Esta madurez del sistema coincide de manera significativa con el centenario del natalicio de Fidel Castro Ruz, el principal impulsor de la ciencia y el conocimiento en el país. Torres Ramírez sostiene que la formación de posgrado, como eslabón más alto del Modelo de Formación Continua, aporta de manera decisiva al desarrollo nacional, articulando procesos donde “por su naturaleza convergen la investigación, la innovación, la creación artística y otros, todos ellos articulados en una propuesta pertinente que aporta a la sociedad cubana y también al profesional”.

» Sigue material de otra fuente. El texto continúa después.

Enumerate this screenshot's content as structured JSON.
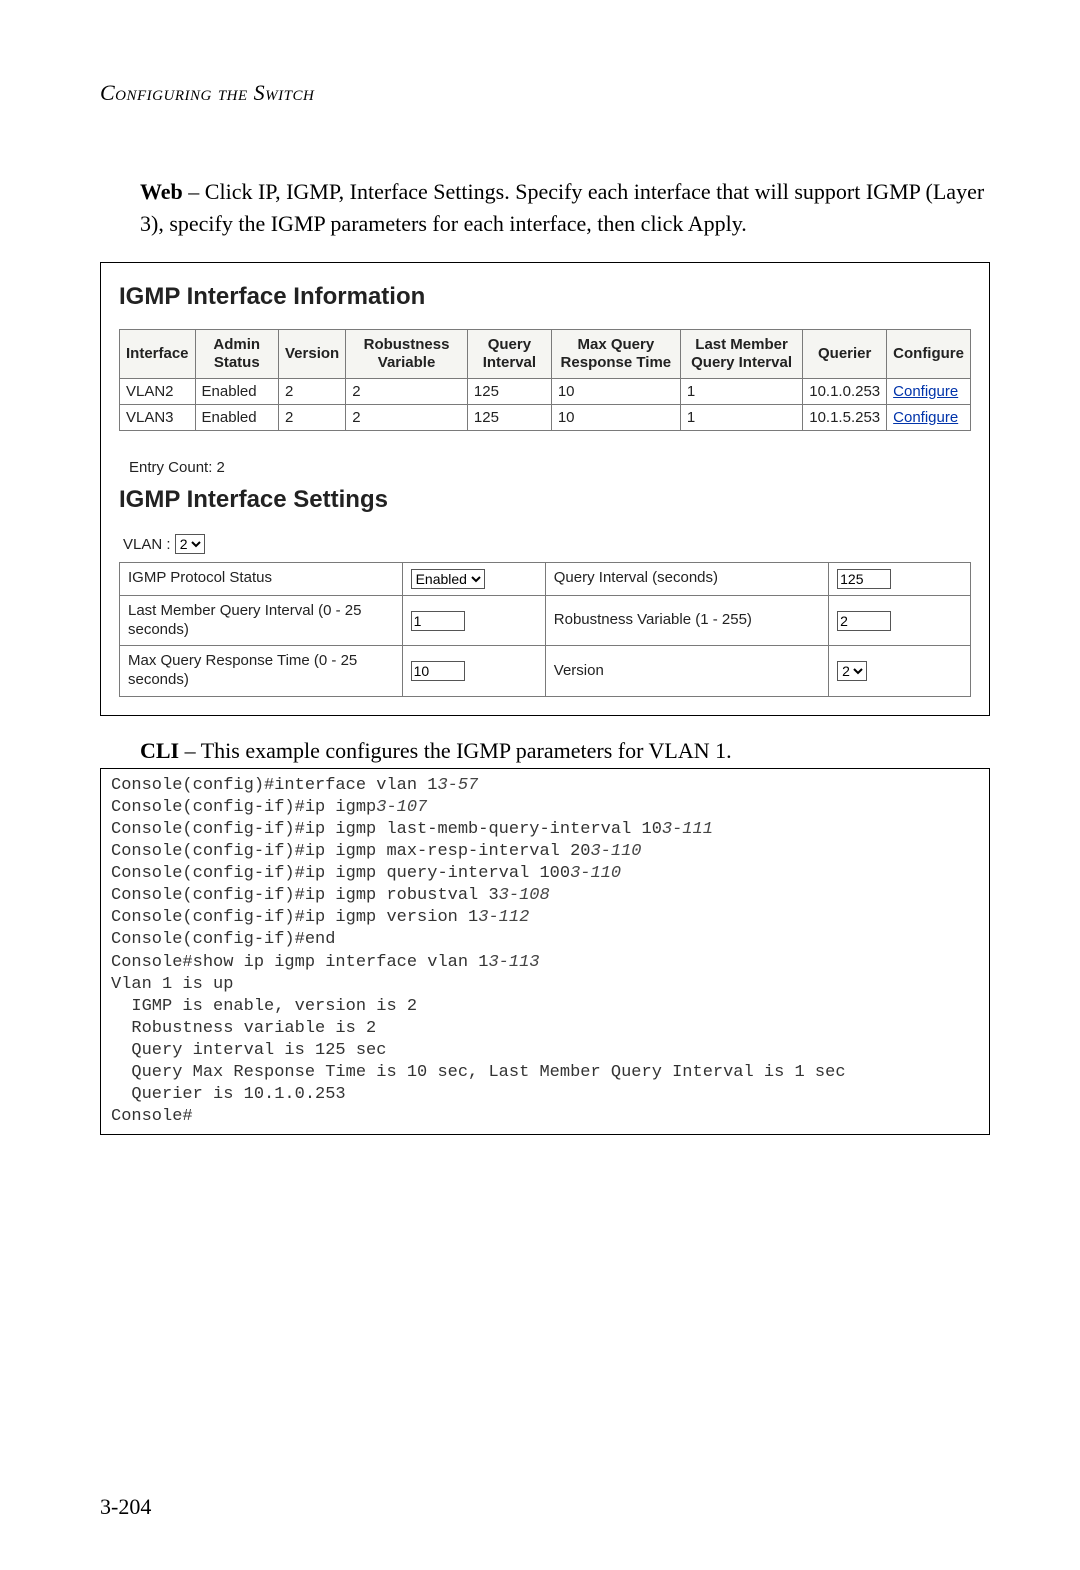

Al resolver problemáticas socioeconómicas concretas y elevar el potencial científico del país —con el sector de la salud como un referente histórico elogiado por el propio Comandante en Jefe—, el posgrado rinde el mejor homenaje posible a su memoria. Para la directiva, dar oportunidades de superación y generar proyectos es “el mejor homenaje a la memoria de Fidel”, un empeño en el cual el MES ha funcionado como “el timonel en este proceso que se ha perfeccionado para no detenerse”.

Los frutos de estos 50 años no solo legitiman los avances sociales de la Revolución en el plano interno, sino que proyectan su prestigio a nivel internacional, siendo reconocidos por su nivel y calidad en países como Angola, Ecuador y Venezuela.

Al reflexionar sobre lo que significa coordinar la superación de miles de profesionales a nivel nacional, la Directiva sintetiza su labor y el espíritu del Ministerio en tres pilares irrenunciables que guían su día a día: “compromiso, responsabilidad y mucha entrega para todos”.